On a parfois tendance à croire qu’encadrement et autonomie ne sont pas compatibles, alors que ce n’est pas le cas du tout. En d’autres termes, plusieurs parents pensent que les règlements briment «l’autonomie» de l’enfant (c’est- à-dire ses goûts, ses opinions et tout ce qui fait de lui une personne distincte) et qu’il est préférable de lui laisser la liberté de tout décider par lui-même.
 
«Pour un enfant, prendre toutes les décisions peut être très angoissant, car il sait, au fond de lui, ne pas avoir les mêmes connaissances et la même maturité que ses parents pour gérer sa vie; il a besoin d’un parent pour le guider», explique Jessie-Ann Armour. 
 
Distinguer besoins et caprices
 
Autre idée tenace: donner à l’enfant tout ce qu’il désire comblera ses besoins et le rendra heureux. «Les enfants ne distinguent pas les besoins des désirs», explique l’éducatrice spécialisée Chantale Bernier.
 
En effet, qui n’a pas déjà été témoin d’une scène de crise à l’épicerie parce qu’un tout-petit s’était fait refuser une boîte de biscuits? «Il faut non seulement faire soi-même la distinction entre les deux, mais aussi l’enseigner aux enfants.»
 
Cela dit, il n’y a rien de mal aux gâteries occasionnelles, à condition qu’il soit bien clair qu’il s’agit de privilèges. 
 
La recette du bonheur
 
Il n’y a pas de recette parfaite pour le bonheur familial, et pourtant on nous l’enseigne dans une panoplie de livres, articles et publications sur internet.
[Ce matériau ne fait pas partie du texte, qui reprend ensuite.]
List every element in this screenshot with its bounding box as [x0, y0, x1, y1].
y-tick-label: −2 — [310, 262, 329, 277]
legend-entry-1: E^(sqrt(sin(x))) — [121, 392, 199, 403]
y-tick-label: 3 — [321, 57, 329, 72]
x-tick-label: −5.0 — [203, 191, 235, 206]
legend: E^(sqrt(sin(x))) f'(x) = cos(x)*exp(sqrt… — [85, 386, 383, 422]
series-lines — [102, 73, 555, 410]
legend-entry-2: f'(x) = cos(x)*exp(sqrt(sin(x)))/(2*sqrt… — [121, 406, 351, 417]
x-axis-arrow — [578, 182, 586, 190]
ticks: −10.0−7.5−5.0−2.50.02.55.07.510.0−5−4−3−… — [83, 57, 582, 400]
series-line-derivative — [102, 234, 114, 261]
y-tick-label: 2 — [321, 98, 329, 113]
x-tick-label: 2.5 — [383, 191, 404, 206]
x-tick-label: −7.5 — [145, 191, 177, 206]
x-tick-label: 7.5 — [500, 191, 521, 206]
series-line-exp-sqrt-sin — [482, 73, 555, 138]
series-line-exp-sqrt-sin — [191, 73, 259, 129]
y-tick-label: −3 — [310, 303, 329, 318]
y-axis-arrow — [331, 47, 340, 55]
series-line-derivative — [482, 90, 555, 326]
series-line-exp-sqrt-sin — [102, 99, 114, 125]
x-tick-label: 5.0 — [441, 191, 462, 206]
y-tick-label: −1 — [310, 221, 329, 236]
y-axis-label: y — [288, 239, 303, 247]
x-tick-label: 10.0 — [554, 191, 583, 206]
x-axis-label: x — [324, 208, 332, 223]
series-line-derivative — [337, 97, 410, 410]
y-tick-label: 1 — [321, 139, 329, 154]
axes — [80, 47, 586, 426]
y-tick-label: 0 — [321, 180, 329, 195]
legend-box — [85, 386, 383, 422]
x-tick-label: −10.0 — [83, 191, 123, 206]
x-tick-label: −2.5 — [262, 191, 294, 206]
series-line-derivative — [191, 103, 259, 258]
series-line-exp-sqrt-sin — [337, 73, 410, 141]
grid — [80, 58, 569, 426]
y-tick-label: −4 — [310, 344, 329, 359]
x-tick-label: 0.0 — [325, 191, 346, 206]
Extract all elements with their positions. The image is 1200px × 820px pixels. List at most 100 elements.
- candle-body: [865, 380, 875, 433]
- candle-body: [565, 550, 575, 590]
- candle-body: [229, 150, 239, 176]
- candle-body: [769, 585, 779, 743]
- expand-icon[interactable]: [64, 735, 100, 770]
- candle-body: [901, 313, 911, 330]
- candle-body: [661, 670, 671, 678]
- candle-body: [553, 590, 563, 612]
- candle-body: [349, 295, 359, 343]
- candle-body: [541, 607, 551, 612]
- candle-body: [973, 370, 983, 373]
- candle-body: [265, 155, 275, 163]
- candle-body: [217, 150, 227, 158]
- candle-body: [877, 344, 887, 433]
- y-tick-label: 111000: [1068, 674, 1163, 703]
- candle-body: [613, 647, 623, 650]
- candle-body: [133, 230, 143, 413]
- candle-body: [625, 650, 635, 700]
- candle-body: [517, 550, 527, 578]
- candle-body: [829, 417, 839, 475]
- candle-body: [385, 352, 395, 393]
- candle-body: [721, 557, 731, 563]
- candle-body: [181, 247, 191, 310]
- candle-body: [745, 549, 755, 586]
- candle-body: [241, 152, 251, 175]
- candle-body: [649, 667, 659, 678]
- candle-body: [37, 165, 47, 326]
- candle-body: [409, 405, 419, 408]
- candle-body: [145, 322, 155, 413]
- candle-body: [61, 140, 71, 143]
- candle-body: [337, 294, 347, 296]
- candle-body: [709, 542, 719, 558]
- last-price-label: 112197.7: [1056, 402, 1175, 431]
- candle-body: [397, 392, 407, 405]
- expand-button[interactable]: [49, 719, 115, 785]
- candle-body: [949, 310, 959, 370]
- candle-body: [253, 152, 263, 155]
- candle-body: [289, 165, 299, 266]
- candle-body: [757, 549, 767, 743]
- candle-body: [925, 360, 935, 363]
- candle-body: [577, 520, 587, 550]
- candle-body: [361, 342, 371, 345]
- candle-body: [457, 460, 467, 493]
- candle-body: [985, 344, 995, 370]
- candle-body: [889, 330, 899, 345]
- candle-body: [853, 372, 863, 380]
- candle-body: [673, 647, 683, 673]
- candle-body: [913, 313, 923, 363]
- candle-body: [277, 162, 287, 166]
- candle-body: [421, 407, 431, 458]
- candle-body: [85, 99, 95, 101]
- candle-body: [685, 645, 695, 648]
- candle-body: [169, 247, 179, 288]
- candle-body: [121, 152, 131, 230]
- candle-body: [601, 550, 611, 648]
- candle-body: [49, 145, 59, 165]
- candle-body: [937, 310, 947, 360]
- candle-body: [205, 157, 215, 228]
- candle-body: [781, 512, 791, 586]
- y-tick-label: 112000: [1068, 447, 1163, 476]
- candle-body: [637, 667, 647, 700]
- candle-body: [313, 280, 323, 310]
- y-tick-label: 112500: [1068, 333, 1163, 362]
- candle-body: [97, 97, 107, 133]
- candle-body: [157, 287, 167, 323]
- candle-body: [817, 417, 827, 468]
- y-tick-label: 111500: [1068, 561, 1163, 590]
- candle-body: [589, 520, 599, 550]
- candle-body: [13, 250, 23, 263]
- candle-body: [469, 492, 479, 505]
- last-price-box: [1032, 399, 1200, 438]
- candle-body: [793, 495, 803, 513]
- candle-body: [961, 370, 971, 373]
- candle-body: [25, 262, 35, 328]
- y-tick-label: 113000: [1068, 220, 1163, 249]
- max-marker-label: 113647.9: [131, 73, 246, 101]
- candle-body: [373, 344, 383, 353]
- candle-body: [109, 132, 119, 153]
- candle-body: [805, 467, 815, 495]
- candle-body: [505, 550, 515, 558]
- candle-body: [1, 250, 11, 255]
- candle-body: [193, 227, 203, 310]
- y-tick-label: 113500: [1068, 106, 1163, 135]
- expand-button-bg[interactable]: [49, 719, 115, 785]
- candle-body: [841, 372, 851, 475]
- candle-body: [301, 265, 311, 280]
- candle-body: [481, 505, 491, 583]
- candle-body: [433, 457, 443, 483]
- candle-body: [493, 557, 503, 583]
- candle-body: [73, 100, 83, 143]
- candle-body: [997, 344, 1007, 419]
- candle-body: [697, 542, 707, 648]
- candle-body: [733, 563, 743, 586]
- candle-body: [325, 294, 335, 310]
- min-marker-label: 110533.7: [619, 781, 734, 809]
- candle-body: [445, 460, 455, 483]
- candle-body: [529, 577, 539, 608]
Les conseils pour bien jouer son rôle de parent ne manquent pas à l’appel. 
 
«Comme le rôle de parent est énorme et complexe, c’est une bonne chose que d’avoir accès à beaucoup d’informations», affirme Jessie-Ann Armour.
 
Et puisque l’éducation est une «science» qui évolue avec les années, rien n’empêche de remettre en question le modèle d’éducation que nous ont légué nos propres parents — sans toutefois jeter le bébé avec l’eau du bain.
 
Chantale Bernier remarque que les parents d’aujourd’hui sont de plus en plus soucieux de comprendre les besoins de leurs enfants et sont prêts à rectifier le tir, si nécessaire.
 
Elle ajoute que le fait qu’ils soient conscients de leur grande influence sur leurs enfants est une excellente chose, mais à cela s’ajoute une crainte de faire plus de mal que de bien.